India is one of the world's worst countries for air pollution, with women more likely to be affected by the problem than men. Now, experts and activists are fighting to reframe pollution as a gendered health crisis.

A woman walking through dense fog in New Delhi

*Saumya Kalia

MUMBAI In New Delhi, a city that has topped urban air-pollution charts in recent years, Shakuntala describes a discomfort that has become too familiar. Surrounded by bricks and austere buildings, she tells an interviewer: "The eyes burn and it becomes difficult to breathe". She is referring to the noxious fumes she routinely breathes as a construction worker.

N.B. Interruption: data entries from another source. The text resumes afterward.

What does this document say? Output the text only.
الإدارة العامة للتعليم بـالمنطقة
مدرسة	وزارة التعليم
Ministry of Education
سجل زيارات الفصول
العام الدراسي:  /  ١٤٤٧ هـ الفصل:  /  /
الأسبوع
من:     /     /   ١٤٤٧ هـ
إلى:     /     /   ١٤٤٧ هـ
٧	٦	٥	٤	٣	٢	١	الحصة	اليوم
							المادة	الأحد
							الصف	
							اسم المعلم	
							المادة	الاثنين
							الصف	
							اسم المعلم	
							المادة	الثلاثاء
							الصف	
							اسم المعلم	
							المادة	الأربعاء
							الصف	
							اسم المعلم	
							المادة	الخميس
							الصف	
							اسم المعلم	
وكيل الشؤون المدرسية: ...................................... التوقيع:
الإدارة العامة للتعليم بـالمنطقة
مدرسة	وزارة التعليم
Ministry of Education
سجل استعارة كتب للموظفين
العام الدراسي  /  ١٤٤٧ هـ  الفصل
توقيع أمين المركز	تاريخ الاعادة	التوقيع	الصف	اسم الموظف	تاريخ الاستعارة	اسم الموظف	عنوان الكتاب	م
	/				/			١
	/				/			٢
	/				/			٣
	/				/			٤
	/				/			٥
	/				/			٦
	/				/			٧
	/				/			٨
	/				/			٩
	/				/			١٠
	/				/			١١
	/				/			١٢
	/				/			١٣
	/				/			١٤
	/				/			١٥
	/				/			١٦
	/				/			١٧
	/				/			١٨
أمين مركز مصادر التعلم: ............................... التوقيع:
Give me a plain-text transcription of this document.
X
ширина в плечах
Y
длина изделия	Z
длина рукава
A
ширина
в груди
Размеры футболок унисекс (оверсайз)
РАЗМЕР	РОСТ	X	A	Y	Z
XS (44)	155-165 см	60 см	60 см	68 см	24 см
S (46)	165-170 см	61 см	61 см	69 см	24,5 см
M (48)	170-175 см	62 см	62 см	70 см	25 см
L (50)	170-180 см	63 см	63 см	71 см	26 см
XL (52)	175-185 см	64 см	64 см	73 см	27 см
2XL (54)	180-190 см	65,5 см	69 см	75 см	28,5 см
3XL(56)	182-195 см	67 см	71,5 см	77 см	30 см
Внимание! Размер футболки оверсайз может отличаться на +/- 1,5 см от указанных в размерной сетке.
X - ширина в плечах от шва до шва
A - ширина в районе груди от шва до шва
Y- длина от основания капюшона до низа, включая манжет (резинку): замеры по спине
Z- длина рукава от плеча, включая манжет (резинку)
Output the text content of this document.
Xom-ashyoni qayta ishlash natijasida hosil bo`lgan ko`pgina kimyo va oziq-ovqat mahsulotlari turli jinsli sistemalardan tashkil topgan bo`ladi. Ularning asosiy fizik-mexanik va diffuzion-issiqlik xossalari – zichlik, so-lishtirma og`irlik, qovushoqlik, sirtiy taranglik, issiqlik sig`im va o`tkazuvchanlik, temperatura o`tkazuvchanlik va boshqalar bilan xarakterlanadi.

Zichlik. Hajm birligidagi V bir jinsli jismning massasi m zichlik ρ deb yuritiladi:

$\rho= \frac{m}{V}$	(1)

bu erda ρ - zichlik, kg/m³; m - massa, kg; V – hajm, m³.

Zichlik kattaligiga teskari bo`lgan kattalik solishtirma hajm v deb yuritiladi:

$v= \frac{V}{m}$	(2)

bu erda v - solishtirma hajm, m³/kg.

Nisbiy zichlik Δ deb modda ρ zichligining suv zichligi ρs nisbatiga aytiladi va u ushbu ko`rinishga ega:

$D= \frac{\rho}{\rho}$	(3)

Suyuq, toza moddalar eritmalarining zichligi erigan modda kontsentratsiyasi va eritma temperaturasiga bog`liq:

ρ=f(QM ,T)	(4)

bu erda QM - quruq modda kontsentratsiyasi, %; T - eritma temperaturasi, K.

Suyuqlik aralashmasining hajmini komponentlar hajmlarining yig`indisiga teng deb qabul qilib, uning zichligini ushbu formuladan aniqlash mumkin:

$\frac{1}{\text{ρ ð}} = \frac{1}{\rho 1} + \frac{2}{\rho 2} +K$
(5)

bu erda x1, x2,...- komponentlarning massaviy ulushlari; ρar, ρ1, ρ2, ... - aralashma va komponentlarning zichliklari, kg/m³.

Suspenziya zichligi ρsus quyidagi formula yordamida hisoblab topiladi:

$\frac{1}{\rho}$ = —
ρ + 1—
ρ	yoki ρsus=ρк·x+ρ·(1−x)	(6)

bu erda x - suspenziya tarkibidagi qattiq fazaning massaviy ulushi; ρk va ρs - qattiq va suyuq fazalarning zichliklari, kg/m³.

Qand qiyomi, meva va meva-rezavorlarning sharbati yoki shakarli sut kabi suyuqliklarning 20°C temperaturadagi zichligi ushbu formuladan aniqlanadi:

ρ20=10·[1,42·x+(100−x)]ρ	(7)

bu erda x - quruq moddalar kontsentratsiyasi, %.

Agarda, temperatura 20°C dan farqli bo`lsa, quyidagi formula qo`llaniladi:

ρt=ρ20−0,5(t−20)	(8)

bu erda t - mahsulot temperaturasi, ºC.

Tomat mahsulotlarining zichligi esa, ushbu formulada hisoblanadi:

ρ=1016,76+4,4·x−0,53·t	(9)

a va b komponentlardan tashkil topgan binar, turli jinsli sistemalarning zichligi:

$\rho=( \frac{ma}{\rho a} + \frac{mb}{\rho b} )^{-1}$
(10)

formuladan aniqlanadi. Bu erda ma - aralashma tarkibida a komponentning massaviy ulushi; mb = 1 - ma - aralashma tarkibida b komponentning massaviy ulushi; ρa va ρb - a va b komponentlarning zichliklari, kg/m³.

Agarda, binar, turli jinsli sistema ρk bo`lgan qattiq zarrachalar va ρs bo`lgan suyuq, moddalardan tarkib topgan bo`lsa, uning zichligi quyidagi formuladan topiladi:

Like Shakuntala, women’s experiences of polluted air fill every corner of their lives – inside homes, in parks and markets, on the way to work. Ambient air in most districts in India has never been worse than it is today. As many as 1.67 million people in the country die prematurely due to polluted air. It is India’s second largest health risk after malnutrition.

This risk of exposure to air pollution is compounded for women. Their experiences of toxic air are more frequent and often more hazardous. Yet “policies around air quality have not yet adequately taken into account gender or other factors that might influence people’s health,” Pallavi Pant, a senior scientist at the Health Effects Institute, a nonprofit in the U.S., told The Wire Science.

“It’s unacceptable that the biggest burden [rests on] those who can least bear it,” Sherebanu Frosh, an activist, added. People like her are building a unique resistance within India.